How to use a custom compute shaders using metal and get very smooth performance?

1.8k Views Asked by At

Im trying to apply the live camera filters through metal using the default MPSKernal filters given by apple and custom compute Shaders.

In compute shader I did the inplace encoding with the MPSImageGaussianBlur and the code goes here

func encode(to commandBuffer: MTLCommandBuffer, sourceTexture: MTLTexture, destinationTexture: MTLTexture, cropRect: MTLRegion = MTLRegion.init(), offset : CGPoint) {

    let blur = MPSImageGaussianBlur(device: device, sigma: 0)
    blur.clipRect = cropRect
    blur.offset = MPSOffset(x: Int(offset.x), y: Int(offset.y), z: 0)

    let threadsPerThreadgroup = MTLSizeMake(4, 4, 1)
    let threadgroupsPerGrid = MTLSizeMake(sourceTexture.width / threadsPerThreadgroup.width, sourceTexture.height / threadsPerThreadgroup.height, 1)

    let commandEncoder = commandBuffer.makeComputeCommandEncoder()
    commandEncoder.setComputePipelineState(pipelineState!)
    commandEncoder.setTexture(sourceTexture, at: 0)
    commandEncoder.setTexture(destinationTexture, at: 1)

    commandEncoder.dispatchThreadgroups(threadgroupsPerGrid, threadsPerThreadgroup: threadsPerThreadgroup)

    commandEncoder.endEncoding()

    autoreleasepool {
        var inPlaceTexture = destinationTexture
        blur.encode(commandBuffer: commandBuffer, inPlaceTexture: &inPlaceTexture, fallbackCopyAllocator: nil)
    }
}

But sometimes the inplace texture tend to fail and eventually it creates a jerk effect on the screen.

So if anyone can suggest me the solution without using the inplace texture or how to use the fallbackCopyAllocator or using the compute shaders in a different way that would be really helpful.

2

There are 2 best solutions below

1
On

I have done enough coding in this area (applying computing shaders to video stream from camera), and the most common problem you run into is the "pixel buffer reuse" issue.

The metal texture you create from the sample buffer is backed up a pixel buffer, which is managed by the video session, and can be re-used for following video frames, unless you retain the reference to the sample buffer (retaining the reference to the metal texture is not enough).

Feel free to take a look at my code at https://github.com/snakajima/vs-metal, which applies various computing shaders to a live video stream.

VSContext:set() method takes optional sampleBuffer parameter in addition to the texture parameter, and retain the reference to the sampleBuffer until the computing shader's computation is completed (in VSRuntime:encode() method).

0
On

The in place operation method can be hit or miss depending on what the underlying filter is doing.

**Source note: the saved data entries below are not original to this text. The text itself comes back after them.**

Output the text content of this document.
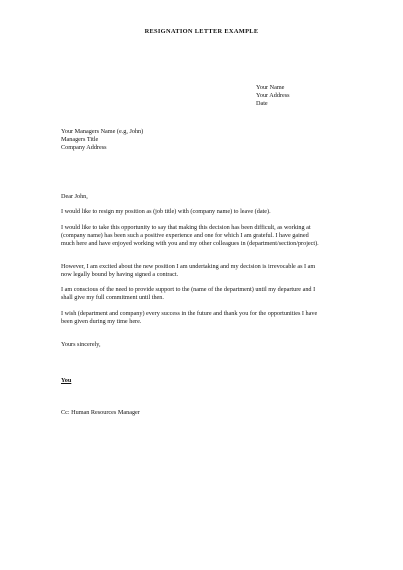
RESIGNATION LETTER EXAMPLE
Your Name
Your Address
Date
Your Managers Name (e.g, John)
Managers Title
Company Address
Dear John,
I would like to resign my position as (job title) with (company name) to leave (date).
I would like to take this opportunity to say that making this decision has been difficult, as working at
(company name) has been such a positive experience and one for which I am grateful. I have gained
much here and have enjoyed working with you and my other colleagues in (department/section/project).
However, I am excited about the new position I am undertaking and my decision is irrevocable as I am
now legally bound by having signed a contract.
I am conscious of the need to provide support to the (name of the department) until my departure and I
shall give my full commitment until then.
I wish (department and company) every success in the future and thank you for the opportunities I have
been given during my time here.
Yours sincerely,
You
Cc: Human Resources Manager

If it is a single pass filter for some parameters, then you'll end up running out of place for those cases.

Since that method was added, MPS has added an underlying MTLHeap to manage memory a bit more transparently for you. If your MPSImage doesn't need to be viewed by the CPU and exists for only a short period of time on the GPU, it is recommended that you just use a MPSTemporaryImage instead. When the readCount hits 0 on that, the backing store will be recycled through the MPS heap and made available for other MPSTemporaryImages and other temporary resources used downstream. Likewise, the backing store for it isn't actually allocated from the heap until absolutely necessary (e.g. texture is written to, or .texture is called) A separate heap is allocated for each command buffer.

Using temporary images should help reduce memory usage quite a lot. For example, in an Inception v3 neural network graph, which has over a hundred passes, the heap was able to automatically reduce the graph to just four allocations.